KALKINMA HEDEFLERİNE DE KATKI
Proje, sadece yerel değil, ulusal hedeflere de katkı sunuyor. Birleşmiş Milletler’in “Yoksulluğa Son” ve “Sürdürülebilir Şehirler ve Topluluklar” başlıklarıyla ilişkilendirilen proje, Türkiye’nin kalkınma vizyonunda da yerini alıyor.
Eyüpsultan’da başlayan bu örnek girişim, Türkiye’nin afetlere hazırlık yolculuğunda önemli bir basamak oluşturuyor dedi
”AFET ÖNCESİ VE SONRASI HAZIRLIKLARDA MUHTARLARIN AKTİF ROL ALMASI YAŞAMSAL ÖNEM TAŞIR”

Lansmanda bir konuşma gerçekleştiren Eyüp Muhtarlar Derneği Başkanı Hüseyin Bilek şu ifadelere yer verdi:
Türkiye, dünyanın en aktif deprem kuşağı üzerinde yer almaktadır. Bu nedenle deprem, ülkemiz için sadece bir doğal afet değil, aynı zamanda günlük hayatın bir gerçeğidir. Tarih boyunca birçok yıkıcı deprem yaşanmış ve binlerce insan hayatını kaybetmiştir. Bu tablo bize gösteriyor ki, depremlerle yaşamayı öğrenmeli ve bu konuda toplumsal farkındalık geliştirmeliyiz.
Bu noktada, toplumun en küçük birimi olan mahalle ve köylerde, vatandaşlara en yakın yöneticiler olan muhtarlar, farkındalık çalışmalarında kilit bir role sahiptir.

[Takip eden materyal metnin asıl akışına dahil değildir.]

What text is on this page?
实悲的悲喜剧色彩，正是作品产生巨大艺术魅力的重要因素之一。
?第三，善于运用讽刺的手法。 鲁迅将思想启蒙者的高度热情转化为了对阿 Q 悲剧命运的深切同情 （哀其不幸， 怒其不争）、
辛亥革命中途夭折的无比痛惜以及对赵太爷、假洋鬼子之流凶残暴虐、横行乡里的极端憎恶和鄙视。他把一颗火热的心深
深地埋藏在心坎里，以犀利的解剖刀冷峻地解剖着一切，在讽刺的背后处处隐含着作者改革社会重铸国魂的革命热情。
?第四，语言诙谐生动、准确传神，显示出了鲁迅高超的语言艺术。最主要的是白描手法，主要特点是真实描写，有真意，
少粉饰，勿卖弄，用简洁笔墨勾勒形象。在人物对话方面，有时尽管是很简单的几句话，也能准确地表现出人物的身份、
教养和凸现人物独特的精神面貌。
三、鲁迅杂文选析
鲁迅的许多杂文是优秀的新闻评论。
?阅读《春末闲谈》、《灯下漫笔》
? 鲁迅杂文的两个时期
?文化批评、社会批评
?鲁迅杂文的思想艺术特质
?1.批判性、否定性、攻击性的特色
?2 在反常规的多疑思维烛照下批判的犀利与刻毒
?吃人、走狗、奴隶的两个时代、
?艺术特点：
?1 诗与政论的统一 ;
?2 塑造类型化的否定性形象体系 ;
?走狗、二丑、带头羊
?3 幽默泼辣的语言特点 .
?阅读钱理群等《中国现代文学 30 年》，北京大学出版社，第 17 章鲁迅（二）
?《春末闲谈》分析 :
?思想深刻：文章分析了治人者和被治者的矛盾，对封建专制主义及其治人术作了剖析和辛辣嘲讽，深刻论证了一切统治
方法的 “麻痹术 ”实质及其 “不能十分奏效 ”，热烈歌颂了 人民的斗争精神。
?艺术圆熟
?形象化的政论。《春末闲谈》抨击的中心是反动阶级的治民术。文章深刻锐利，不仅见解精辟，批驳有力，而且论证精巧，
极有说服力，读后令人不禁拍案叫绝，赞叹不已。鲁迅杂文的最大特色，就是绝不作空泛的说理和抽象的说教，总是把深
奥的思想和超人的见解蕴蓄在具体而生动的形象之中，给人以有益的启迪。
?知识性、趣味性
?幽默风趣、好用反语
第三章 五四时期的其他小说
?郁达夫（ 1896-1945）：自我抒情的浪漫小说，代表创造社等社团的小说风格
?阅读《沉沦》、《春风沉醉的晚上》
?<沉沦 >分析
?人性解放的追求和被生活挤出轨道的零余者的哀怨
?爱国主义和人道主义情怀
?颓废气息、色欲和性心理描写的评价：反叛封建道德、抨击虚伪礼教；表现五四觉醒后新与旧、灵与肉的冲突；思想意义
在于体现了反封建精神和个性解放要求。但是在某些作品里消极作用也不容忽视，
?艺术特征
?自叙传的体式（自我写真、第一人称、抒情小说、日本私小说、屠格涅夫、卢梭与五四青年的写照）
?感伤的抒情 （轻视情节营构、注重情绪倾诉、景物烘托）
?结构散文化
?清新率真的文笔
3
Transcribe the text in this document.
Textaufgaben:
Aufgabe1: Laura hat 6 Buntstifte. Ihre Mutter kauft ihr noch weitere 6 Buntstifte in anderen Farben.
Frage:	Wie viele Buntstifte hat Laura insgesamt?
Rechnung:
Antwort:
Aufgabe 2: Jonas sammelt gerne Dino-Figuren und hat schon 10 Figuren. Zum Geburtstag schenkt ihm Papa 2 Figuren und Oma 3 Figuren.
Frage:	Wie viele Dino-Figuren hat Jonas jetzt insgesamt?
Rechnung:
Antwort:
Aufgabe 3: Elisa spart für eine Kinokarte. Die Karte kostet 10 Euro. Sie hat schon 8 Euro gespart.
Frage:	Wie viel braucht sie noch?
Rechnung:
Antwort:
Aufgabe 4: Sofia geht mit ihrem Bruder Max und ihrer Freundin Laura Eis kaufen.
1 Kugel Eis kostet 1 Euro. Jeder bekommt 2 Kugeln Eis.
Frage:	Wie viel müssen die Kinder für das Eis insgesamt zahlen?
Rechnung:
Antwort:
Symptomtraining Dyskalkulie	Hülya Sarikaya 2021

Deprem farkındalığı; bireylerin ve toplumun, deprem öncesi hazırlık yapması, deprem anında doğru davranış sergilemesi ve deprem sonrasında güvenli bir şekilde hareket edebilmesi anlamına gelir. Bu farkındalık olmadan alınacak tedbirler eksik ve yetersiz kalır.
Deprem farkındalığının temel unsurları şunlardır:
• Bilgi: Depremin ne olduğu, nasıl gerçekleştiği ve hangi bölgelerde riskin yüksek olduğu hakkında doğru bilgiye sahip olmak.
• Hazırlık: Deprem çantası hazırlamak, acil toplanma alanlarını öğrenmek, aile içi afet planı oluşturmak.
• Eğitim: Okullarda, kamu kurumlarında ve mahallelerde düzenlenen tatbikatlara katılmak, ilk yardım eğitimi almak.
• Yapısal Önlemler: Oturduğumuz binaların depreme dayanıklı olup olmadığını kontrol ettirmek, gerekirse güçlendirme veya tahliye planları yapmak.
Ancak bireysel farkındalık kadar toplumsal organizasyon da önemlidir. Bu organizasyonu sağlayacak yerel liderler olmadan, bu farkındalığın yaygınlaşması oldukça zordur.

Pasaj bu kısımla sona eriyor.